State Medicaid agencies have also experimented with making these decisions truly patient-centered. Consumer-directed programs based on the Cash and Counseling design give recipients a disability-adjusted voucher, which they can direct towards long-term care services and supports they need. It can work well—family friends of mine with a young adult with Down’s syndrome purchase companion time to help him achieve independence and navigate the community. Without more support though, consumer-directed programs may only put Medicaid beneficiaries on the same footing as patients with independent resources to pay—leaving them to negotiate services and payments like my uncle.
Eventually my uncle gave up. Feeling alternately abandoned, angry and responsible, uncomfortable with another stranger in the apartment for more days of the week, and overwhelmed by the prospect of going through the process repeatedly, he reluctantly agreed to have his wife moved to a nursing home.

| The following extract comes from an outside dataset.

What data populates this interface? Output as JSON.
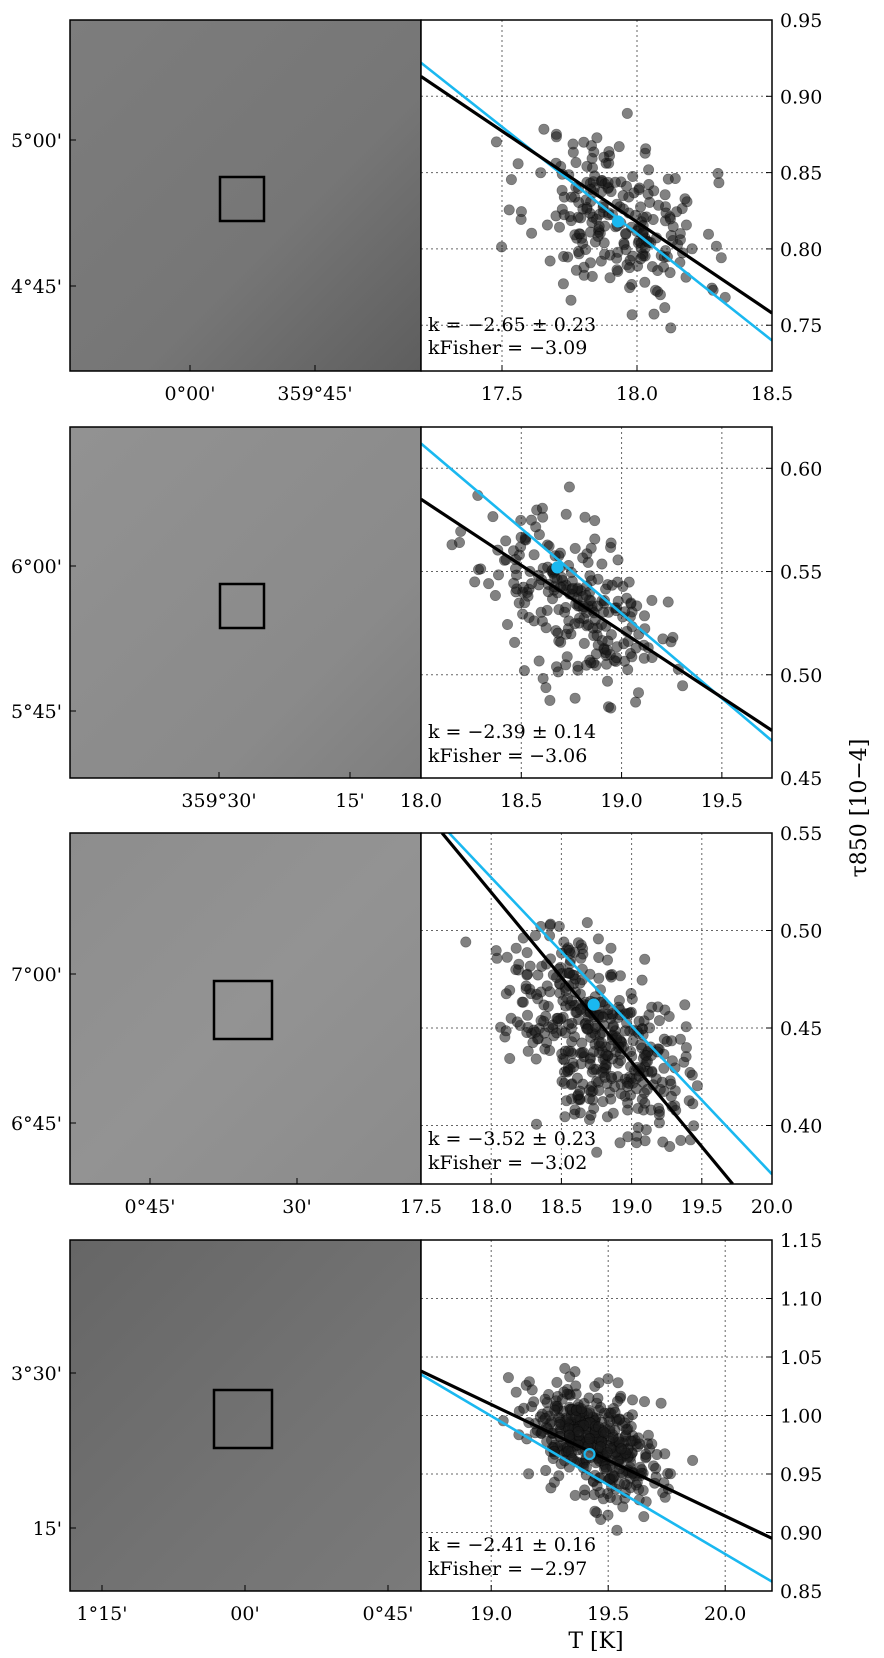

Can Medicaid do better? Can it do more than enroll long-term care recipients who then flounder through the system or outsource the policy issues to managed care companies that will rise to those challenges with varying responses of varying adequacy? Can states and researchers help define value and accountability for HCBS in ways that become industry standards, much like Medicare has done for inpatient care?
It is not easy to codify and promote value in HCBS. There are many ways to help with personal hygiene and many more ways to make a sandwich. But willing family caregivers like my uncle, the increasing numbers of elderly and disabled people, and the health care providers who serve them are all counting on states to do more.